In this paper - Variational Learning of Inducing Variables in Sparse Gaussian Processes
After equation (5), the statement:
Here, $p(\textbf{f}|\textbf{f}_m) = p(\textbf{f}|\textbf{f}_m, \textbf{y})$ is true since $\textbf{y}$ is a noisy version of $\textbf{f}$ and because of the assumption we made that any $\textbf{z}$ is conditional independent from $\textbf{f}$ given $\textbf{f}_m$
The above explanation given then references the footnotes, where it then goes on to explain:
From $p(\textbf{z}|\textbf{f}_m, \textbf{y}) = \frac{\int p(\textbf{y}|\textbf{f})p(\textbf{z}, \textbf{f}_m, \textbf{f}) d\textbf{f}}{\int p(\textbf{y}|\textbf{f})p(\textbf{z}, \textbf{f}_m, \textbf{f}) d\textbf{f}d\textbf{z}}$ and by using the fact $p(\textbf{z}|\textbf{f}_m, \textbf{f}) = p(\textbf{z}|\textbf{f}_m)$, the result follows.

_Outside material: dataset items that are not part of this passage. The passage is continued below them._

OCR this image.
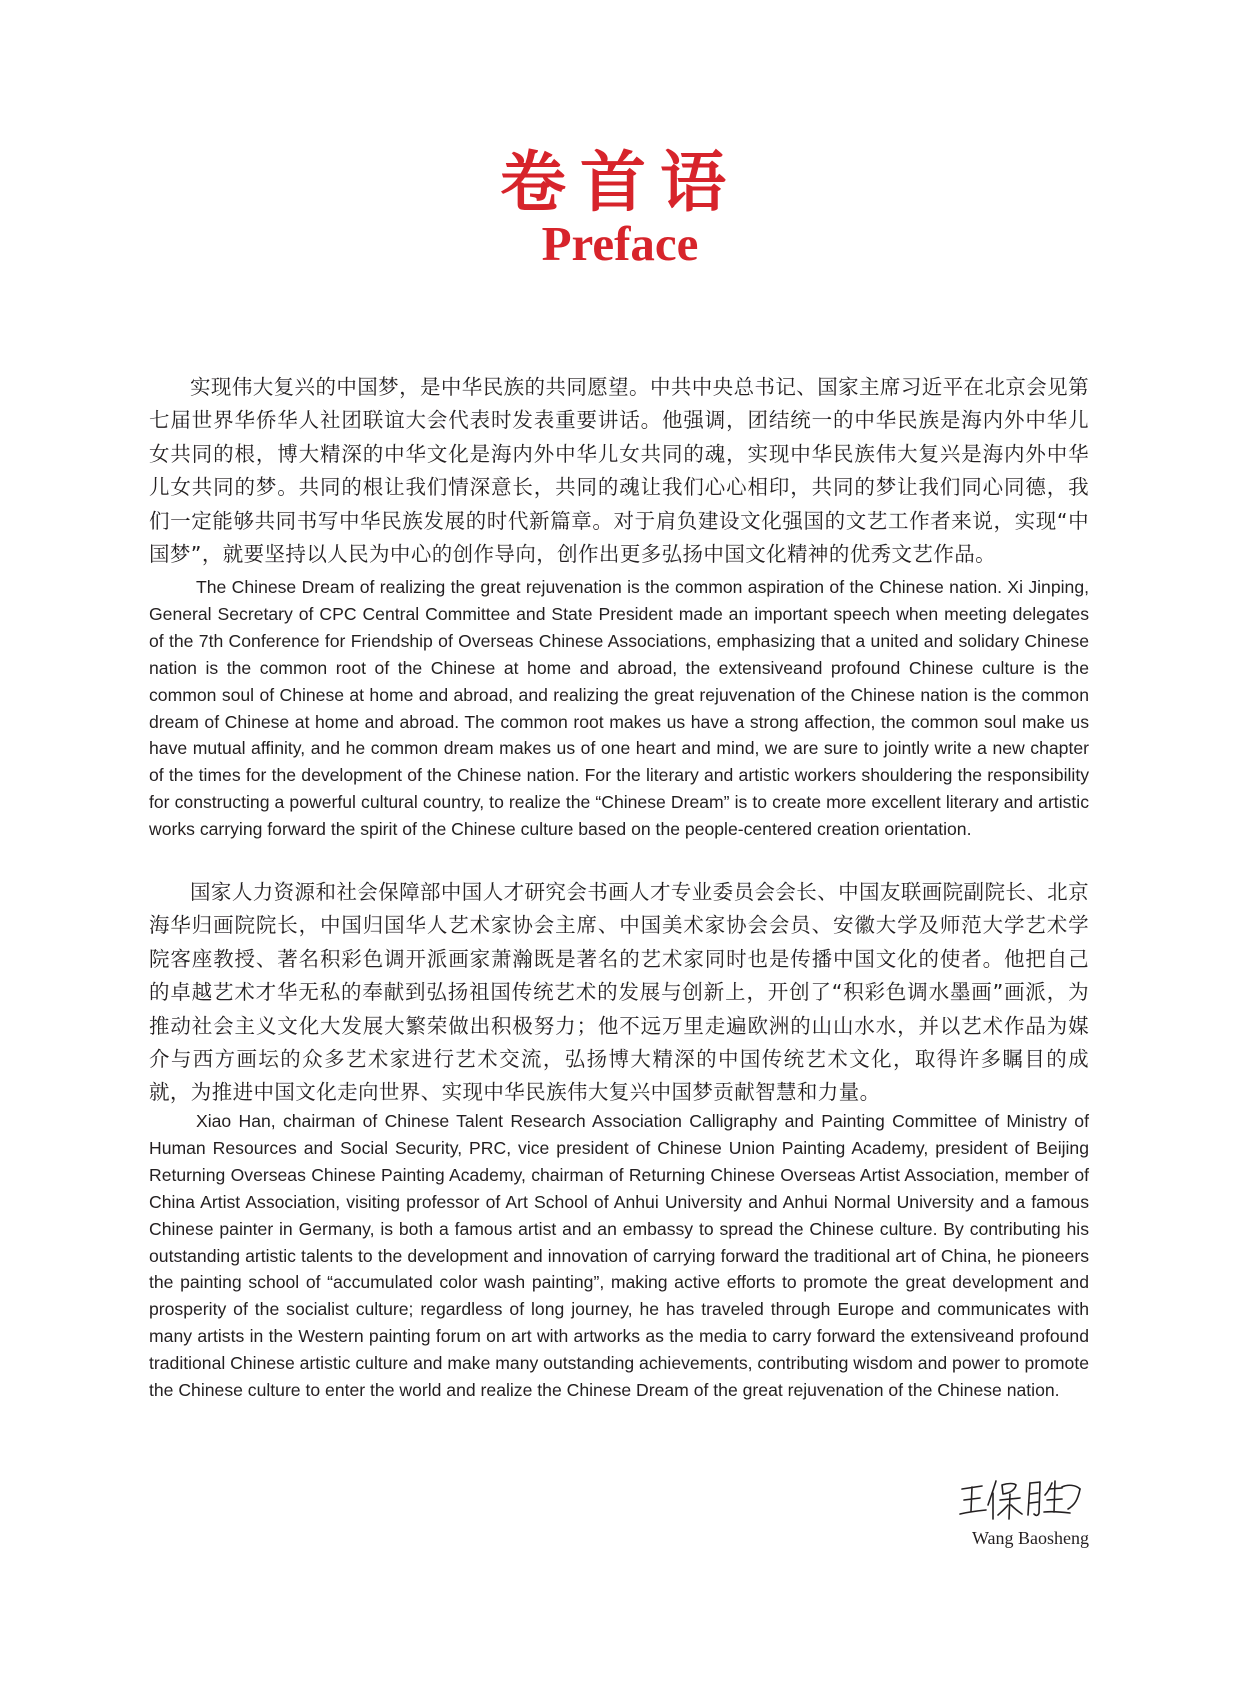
卷首语
Preface

实现伟大复兴的中国梦，是中华民族的共同愿望。中共中央总书记、国家主席习近平在北京会见第七届世界华侨华人社团联谊大会代表时发表重要讲话。他强调，团结统一的中华民族是海内外中华儿女共同的根，博大精深的中华文化是海内外中华儿女共同的魂，实现中华民族伟大复兴是海内外中华儿女共同的梦。共同的根让我们情深意长，共同的魂让我们心心相印，共同的梦让我们同心同德，我们一定能够共同书写中华民族发展的时代新篇章。对于肩负建设文化强国的文艺工作者来说，实现“中国梦”，就要坚持以人民为中心的创作导向，创作出更多弘扬中国文化精神的优秀文艺作品。

The Chinese Dream of realizing the great rejuvenation is the common aspiration of the Chinese nation. Xi Jinping, General Secretary of CPC Central Committee and State President made an important speech when meeting delegates of the 7th Conference for Friendship of Overseas Chinese Associations, emphasizing that a united and solidary Chinese nation is the common root of the Chinese at home and abroad, the extensiveand profound Chinese culture is the common soul of Chinese at home and abroad, and realizing the great rejuvenation of the Chinese nation is the common dream of Chinese at home and abroad. The common root makes us have a strong affection, the common soul make us have mutual affinity, and he common dream makes us of one heart and mind, we are sure to jointly write a new chapter of the times for the development of the Chinese nation. For the literary and artistic workers shouldering the responsibility for constructing a powerful cultural country, to realize the “Chinese Dream” is to create more excellent literary and artistic works carrying forward the spirit of the Chinese culture based on the people-centered creation orientation.

国家人力资源和社会保障部中国人才研究会书画人才专业委员会会长、中国友联画院副院长、北京海华归画院院长，中国归国华人艺术家协会主席、中国美术家协会会员、安徽大学及师范大学艺术学院客座教授、著名积彩色调开派画家萧瀚既是著名的艺术家同时也是传播中国文化的使者。他把自己的卓越艺术才华无私的奉献到弘扬祖国传统艺术的发展与创新上，开创了“积彩色调水墨画”画派，为推动社会主义文化大发展大繁荣做出积极努力；他不远万里走遍欧洲的山山水水，并以艺术作品为媒介与西方画坛的众多艺术家进行艺术交流，弘扬博大精深的中国传统艺术文化，取得许多瞩目的成就，为推进中国文化走向世界、实现中华民族伟大复兴中国梦贡献智慧和力量。

Xiao Han, chairman of Chinese Talent Research Association Calligraphy and Painting Committee of Ministry of Human Resources and Social Security, PRC, vice president of Chinese Union Painting Academy, president of Beijing Returning Overseas Chinese Painting Academy, chairman of Returning Chinese Overseas Artist Association, member of China Artist Association, visiting professor of Art School of Anhui University and Anhui Normal University and a famous Chinese painter in Germany, is both a famous artist and an embassy to spread the Chinese culture. By contributing his outstanding artistic talents to the development and innovation of carrying forward the traditional art of China, he pioneers the painting school of “accumulated color wash painting”, making active efforts to promote the great development and prosperity of the socialist culture; regardless of long journey, he has traveled through Europe and communicates with many artists in the Western painting forum on art with artworks as the media to carry forward the extensiveand profound traditional Chinese artistic culture and make many outstanding achievements, contributing wisdom and power to promote the Chinese culture to enter the world and realize the Chinese Dream of the great rejuvenation of the Chinese nation.

Wang Baosheng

My question is - how does the footnotes explain how the statement $p(\textbf{f}|\textbf{f}_m) = p(\textbf{f}|\textbf{f}_m, \textbf{y})$ is true? I am not able to see how the footnotes, which do not even include either term ($p(\textbf{f}|\textbf{f}_m)$ or $p(\textbf{f}|\textbf{f}_m, \textbf{y})$) is connected to the original statement.